Discriminant Functions for Multi-Class Classification
Discriminant functions classify an input provided into one of the defined groups. They use our linear classification models, combined with our decision functions, to determine which class the input should be assigned to.
Linear discriminant functions also extend to multi-class classification. We have two options for carrying out multi-class classification.
The One v All method produces K binary classifiers, where K is the number of individual classes. For each classifier, the 0 class will always be that the data is not part of the 1 class, even though it could be part of multiple classes. e.g. in a 3 class problem, our first classifier will split the classes as follows
C1 — input belong to class 1
C2 — input does not belong to class 1
The idea is that for each instance, only one of the classifiers will return class C1 and if this is the case, then we assign the instance to that class. If more than one classifier returns 1, separate protocols will have to be defined, potentially based on probability, for which class will be used to classify the instance.
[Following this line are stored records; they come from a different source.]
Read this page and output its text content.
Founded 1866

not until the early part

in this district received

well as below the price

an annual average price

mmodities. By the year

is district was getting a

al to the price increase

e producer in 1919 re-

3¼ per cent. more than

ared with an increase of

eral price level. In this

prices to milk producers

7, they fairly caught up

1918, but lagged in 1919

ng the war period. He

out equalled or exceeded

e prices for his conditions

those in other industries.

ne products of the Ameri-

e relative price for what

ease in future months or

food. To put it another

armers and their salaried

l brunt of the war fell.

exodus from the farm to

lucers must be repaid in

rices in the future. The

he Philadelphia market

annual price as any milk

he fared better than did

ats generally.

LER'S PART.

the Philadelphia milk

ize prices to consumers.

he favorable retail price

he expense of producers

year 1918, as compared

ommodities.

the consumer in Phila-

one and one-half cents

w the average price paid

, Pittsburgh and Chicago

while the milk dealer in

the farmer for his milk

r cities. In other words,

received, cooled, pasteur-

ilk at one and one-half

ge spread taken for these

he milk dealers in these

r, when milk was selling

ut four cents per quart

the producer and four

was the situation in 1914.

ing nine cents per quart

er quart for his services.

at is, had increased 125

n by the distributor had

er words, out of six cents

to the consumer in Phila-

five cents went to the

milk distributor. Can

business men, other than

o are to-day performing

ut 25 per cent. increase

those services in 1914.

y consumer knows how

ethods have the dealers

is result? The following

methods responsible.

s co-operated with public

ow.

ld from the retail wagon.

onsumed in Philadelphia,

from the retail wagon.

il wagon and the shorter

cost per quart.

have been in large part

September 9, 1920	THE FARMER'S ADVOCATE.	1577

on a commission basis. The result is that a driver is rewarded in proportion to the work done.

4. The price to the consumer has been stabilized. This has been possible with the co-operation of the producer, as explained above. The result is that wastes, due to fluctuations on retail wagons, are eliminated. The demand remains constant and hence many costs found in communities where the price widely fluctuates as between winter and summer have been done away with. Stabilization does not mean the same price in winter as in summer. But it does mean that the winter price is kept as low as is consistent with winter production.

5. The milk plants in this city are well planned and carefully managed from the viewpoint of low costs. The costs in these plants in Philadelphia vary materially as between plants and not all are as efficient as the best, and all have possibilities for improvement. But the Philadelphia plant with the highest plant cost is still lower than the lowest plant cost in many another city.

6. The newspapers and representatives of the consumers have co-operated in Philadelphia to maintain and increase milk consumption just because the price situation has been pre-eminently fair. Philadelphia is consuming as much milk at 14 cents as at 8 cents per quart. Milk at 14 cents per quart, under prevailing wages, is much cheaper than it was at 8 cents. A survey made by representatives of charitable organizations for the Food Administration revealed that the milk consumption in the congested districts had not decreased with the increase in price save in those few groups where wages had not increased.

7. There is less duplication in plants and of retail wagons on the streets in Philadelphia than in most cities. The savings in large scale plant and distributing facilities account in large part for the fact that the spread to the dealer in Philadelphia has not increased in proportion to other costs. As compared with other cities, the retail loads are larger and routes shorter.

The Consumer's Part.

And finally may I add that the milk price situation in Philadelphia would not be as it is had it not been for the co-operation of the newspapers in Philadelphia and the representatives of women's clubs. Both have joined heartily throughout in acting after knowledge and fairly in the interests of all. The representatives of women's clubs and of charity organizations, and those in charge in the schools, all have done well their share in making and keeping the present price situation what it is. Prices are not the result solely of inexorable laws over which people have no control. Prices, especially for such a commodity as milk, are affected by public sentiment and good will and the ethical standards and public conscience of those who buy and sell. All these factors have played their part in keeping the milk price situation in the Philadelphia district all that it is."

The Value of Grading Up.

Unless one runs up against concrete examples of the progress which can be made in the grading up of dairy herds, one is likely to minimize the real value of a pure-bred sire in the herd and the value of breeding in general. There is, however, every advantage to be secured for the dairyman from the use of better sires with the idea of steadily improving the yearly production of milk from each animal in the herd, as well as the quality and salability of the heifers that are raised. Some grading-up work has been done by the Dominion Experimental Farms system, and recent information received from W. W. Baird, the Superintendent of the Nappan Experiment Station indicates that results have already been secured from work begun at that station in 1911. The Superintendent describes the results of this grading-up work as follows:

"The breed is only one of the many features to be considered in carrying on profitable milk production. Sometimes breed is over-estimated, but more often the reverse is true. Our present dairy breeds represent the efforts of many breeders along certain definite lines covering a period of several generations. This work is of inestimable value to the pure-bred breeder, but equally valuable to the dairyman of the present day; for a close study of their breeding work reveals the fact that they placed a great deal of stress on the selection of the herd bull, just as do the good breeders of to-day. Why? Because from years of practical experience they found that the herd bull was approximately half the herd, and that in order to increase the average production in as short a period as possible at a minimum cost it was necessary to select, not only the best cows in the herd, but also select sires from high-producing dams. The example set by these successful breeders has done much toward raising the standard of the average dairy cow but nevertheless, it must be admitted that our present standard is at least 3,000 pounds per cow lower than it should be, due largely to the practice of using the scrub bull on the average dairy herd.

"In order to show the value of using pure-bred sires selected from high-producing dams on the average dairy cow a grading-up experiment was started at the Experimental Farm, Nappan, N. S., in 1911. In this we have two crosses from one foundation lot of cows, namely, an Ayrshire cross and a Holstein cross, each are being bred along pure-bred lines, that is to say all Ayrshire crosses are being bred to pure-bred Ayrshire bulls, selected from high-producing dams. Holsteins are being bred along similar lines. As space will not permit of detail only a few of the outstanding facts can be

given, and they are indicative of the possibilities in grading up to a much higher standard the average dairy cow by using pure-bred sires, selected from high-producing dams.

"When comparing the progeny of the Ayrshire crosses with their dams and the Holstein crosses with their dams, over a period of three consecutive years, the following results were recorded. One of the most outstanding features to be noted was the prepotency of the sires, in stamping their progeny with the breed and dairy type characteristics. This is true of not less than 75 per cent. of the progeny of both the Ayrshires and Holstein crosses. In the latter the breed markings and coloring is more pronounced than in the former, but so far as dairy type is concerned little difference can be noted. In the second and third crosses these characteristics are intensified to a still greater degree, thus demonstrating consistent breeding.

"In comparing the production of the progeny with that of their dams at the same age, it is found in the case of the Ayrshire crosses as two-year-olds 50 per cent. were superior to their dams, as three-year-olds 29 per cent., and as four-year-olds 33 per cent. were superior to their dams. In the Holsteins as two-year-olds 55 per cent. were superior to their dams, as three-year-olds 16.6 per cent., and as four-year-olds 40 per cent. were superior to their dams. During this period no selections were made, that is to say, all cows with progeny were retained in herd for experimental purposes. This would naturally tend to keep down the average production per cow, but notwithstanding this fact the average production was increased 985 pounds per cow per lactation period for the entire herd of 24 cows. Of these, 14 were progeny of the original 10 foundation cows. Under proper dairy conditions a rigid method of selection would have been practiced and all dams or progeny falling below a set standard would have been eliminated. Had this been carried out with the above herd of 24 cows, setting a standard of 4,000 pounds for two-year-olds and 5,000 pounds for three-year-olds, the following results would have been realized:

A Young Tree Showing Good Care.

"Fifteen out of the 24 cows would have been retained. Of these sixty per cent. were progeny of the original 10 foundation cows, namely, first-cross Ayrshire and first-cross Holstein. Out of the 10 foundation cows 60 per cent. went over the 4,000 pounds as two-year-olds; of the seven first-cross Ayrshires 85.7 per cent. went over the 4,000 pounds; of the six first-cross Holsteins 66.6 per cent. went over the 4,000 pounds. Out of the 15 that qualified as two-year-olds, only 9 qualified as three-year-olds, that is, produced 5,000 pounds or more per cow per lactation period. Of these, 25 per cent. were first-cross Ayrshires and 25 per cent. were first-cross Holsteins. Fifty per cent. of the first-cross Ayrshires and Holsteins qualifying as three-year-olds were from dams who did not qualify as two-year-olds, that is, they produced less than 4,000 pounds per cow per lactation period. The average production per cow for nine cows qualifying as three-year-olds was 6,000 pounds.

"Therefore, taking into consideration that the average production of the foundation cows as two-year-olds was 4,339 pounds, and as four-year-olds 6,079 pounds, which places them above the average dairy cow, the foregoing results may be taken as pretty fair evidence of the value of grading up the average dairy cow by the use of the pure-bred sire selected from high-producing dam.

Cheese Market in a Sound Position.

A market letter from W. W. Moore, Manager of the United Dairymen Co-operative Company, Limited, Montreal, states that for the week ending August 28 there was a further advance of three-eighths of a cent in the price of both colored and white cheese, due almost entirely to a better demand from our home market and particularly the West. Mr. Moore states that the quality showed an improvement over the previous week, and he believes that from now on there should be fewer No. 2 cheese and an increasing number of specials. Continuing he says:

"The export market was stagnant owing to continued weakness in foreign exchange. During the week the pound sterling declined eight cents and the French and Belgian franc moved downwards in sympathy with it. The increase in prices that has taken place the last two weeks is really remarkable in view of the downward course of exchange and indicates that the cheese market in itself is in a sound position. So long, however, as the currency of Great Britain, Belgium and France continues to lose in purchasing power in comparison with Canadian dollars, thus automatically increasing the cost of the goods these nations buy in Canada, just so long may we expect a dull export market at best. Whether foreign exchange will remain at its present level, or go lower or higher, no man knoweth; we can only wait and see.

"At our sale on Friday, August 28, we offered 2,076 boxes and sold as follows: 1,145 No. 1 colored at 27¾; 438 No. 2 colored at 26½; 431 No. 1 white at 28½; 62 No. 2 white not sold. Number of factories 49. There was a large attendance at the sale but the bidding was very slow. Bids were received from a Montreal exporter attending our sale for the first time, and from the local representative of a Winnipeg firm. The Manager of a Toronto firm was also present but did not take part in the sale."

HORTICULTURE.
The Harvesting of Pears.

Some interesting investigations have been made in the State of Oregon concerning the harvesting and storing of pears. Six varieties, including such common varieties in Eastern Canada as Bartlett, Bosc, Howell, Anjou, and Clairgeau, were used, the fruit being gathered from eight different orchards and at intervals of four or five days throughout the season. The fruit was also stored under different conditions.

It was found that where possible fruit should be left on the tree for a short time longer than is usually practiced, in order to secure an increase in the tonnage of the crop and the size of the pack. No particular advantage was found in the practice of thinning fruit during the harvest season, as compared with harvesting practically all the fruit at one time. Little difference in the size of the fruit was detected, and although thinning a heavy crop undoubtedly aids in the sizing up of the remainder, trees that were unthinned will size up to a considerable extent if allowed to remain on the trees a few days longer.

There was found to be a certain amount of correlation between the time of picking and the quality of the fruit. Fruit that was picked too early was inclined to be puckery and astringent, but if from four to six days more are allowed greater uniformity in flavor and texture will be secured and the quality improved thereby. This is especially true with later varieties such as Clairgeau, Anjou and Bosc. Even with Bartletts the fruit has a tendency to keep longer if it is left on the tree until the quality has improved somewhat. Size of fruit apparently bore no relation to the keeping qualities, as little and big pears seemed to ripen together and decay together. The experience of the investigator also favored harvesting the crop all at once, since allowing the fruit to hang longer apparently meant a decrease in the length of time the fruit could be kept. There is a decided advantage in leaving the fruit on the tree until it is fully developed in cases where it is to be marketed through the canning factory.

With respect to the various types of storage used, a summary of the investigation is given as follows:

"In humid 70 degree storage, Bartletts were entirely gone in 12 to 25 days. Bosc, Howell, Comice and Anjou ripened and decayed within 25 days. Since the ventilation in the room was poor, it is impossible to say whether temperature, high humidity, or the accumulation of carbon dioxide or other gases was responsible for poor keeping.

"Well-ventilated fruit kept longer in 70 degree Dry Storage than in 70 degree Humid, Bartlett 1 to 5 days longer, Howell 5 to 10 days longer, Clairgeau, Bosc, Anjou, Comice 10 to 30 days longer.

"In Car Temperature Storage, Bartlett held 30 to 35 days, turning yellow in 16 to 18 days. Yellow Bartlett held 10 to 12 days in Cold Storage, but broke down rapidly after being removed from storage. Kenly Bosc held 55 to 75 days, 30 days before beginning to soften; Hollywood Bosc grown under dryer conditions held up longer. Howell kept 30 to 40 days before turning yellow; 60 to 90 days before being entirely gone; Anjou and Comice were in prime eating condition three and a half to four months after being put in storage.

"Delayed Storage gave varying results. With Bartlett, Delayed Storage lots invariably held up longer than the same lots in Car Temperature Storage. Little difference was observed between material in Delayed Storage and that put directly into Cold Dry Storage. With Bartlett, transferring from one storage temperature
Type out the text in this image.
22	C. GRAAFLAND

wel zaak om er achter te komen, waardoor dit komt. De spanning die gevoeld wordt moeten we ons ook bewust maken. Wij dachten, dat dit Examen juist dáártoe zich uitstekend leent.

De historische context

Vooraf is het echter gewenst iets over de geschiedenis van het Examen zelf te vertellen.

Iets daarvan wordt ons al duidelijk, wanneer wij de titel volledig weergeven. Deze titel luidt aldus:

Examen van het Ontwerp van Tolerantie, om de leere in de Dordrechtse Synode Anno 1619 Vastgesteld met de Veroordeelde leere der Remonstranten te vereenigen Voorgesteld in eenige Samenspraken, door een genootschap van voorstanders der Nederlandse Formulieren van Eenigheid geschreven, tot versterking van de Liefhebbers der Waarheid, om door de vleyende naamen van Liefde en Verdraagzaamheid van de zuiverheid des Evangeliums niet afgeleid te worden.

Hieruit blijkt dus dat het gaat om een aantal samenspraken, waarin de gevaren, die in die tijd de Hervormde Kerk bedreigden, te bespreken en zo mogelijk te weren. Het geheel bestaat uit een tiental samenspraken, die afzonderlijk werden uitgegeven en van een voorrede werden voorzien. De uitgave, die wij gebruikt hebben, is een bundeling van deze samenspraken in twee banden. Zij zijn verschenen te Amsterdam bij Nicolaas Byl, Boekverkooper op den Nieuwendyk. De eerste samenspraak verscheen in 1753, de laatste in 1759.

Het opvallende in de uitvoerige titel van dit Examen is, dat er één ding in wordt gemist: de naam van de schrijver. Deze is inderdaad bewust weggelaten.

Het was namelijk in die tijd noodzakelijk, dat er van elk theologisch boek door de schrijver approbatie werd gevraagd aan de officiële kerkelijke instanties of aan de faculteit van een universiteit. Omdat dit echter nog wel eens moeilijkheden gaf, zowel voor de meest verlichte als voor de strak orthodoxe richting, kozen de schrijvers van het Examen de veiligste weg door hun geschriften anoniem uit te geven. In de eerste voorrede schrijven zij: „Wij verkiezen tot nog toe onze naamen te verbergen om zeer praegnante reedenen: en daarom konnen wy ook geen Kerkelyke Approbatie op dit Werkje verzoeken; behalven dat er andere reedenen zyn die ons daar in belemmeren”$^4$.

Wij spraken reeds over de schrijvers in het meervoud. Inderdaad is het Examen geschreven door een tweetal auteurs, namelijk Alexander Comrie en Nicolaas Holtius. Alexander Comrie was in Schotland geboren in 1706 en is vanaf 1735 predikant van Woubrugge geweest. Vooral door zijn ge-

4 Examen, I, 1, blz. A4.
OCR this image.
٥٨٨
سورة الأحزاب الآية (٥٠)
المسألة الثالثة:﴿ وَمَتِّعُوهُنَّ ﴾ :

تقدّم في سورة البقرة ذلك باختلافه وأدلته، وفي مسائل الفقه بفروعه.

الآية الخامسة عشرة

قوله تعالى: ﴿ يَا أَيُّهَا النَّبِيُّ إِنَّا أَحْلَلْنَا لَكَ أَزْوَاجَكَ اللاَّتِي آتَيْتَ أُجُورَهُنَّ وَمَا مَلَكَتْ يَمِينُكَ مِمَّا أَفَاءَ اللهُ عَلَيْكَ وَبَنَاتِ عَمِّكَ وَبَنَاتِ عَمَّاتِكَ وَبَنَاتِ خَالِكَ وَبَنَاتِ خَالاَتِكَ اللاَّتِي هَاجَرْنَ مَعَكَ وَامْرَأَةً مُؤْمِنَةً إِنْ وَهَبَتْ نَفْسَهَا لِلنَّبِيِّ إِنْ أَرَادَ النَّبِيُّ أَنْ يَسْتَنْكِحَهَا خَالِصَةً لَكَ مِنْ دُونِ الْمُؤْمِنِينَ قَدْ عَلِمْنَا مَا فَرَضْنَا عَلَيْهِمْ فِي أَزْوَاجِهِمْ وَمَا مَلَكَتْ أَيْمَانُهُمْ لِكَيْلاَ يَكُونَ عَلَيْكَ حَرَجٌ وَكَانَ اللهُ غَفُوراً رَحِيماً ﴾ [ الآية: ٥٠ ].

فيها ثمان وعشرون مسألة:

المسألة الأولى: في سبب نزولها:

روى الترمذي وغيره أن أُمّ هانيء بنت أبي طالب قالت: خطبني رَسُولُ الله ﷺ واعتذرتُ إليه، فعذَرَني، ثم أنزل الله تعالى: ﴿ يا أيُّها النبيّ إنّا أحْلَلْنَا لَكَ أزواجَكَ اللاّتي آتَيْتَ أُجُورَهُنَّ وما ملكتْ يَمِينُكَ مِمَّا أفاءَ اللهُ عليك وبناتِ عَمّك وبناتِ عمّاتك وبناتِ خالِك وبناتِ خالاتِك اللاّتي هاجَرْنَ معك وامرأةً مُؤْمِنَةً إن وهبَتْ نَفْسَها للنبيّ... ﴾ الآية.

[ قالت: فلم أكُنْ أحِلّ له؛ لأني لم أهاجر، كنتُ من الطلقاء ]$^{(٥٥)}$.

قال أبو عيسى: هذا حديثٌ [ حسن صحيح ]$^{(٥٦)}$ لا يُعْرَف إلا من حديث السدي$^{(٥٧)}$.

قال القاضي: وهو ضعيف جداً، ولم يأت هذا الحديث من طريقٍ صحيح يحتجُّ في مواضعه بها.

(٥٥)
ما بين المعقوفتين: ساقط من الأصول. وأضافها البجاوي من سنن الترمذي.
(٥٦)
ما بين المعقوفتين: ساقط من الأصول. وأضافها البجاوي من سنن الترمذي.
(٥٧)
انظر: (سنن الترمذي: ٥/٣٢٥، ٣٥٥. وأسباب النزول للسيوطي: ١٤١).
The One v One method produces K(K-1)/2 binary classifiers. Each time, we will assign one class as the 0 class and another as the 1 class. We do this for all class combinations and selected the class that returns the highest probability by a majority vote.
The goal of our training our linear discriminant functions is to find the optimum set of weights such that a cost function is minimised.
The least squares method attempts to optimise a decision boundary by minimising the sum of the square of the residuals, defined as the vertical distance between each instance and the best fit line. The greater the residuals, the worse the line has fit to the data we have provided, so the least squares method will continually iterate and adjust the line until the sum of the squared residuals cannot be made smaller.
The benefits of this method for finding a decision boundary are the simplicity and wide applicability. Disadvantages include difficulty to adjust to a multi class problem, because a single line and subsequent residuals now can’t be used as we have more than 2 classes and sensitivity to outliers, since a high residual value will sway the line of best fit in a certain direction.
The k-Nearest Neighbors algorithm is one of the easiest classification algorithms to implement and gain insights from. In a nutshell, the kNN algorithm will take an unseen datapoint, plot it on an N-dimensional space and observe the classes of the k nearest data points to our unseen point. The majority class of the k nearest neighbours will then be assigned to our new unseen point. Visually, we can see the graphical representation of this algorithm below, for k = 7, for which we assign to the unseen data point the class green.
Choosing the right value for k is a key part of this algorithm. Usually, it is best advised to take an iterative approach, where we run this algorithm with many values of k and choose the one that returns the best accuracy on our unseen dataset. It is also advisable to choose an odd number for k, so that we always have a tiebreak when choosing the majority class.
One value to consider is that as we reduce the value of k, our results might become less reliable. Logically, we know that if we use less data points, our representation of the entire composition of seen values is lower and we may encounter situations in which the closest few data points belong to one class, but these are outliers in the actual dataset and the many of the surrounding data points might belong to other classes.
To an extent, increasing the value of k provides our model with more stability. It allows our model to study more values and get a better representation of the composition and positioning of data points. As mentioned, this is true up to a certain point, where the consideration of too many neighbours might distort our outputs. We want to look at neighbours that are reasonably close to our unseen data value and by setting k too high, we might be including data points that don’t actually share any hidden relationships or commonalities with our unseen value.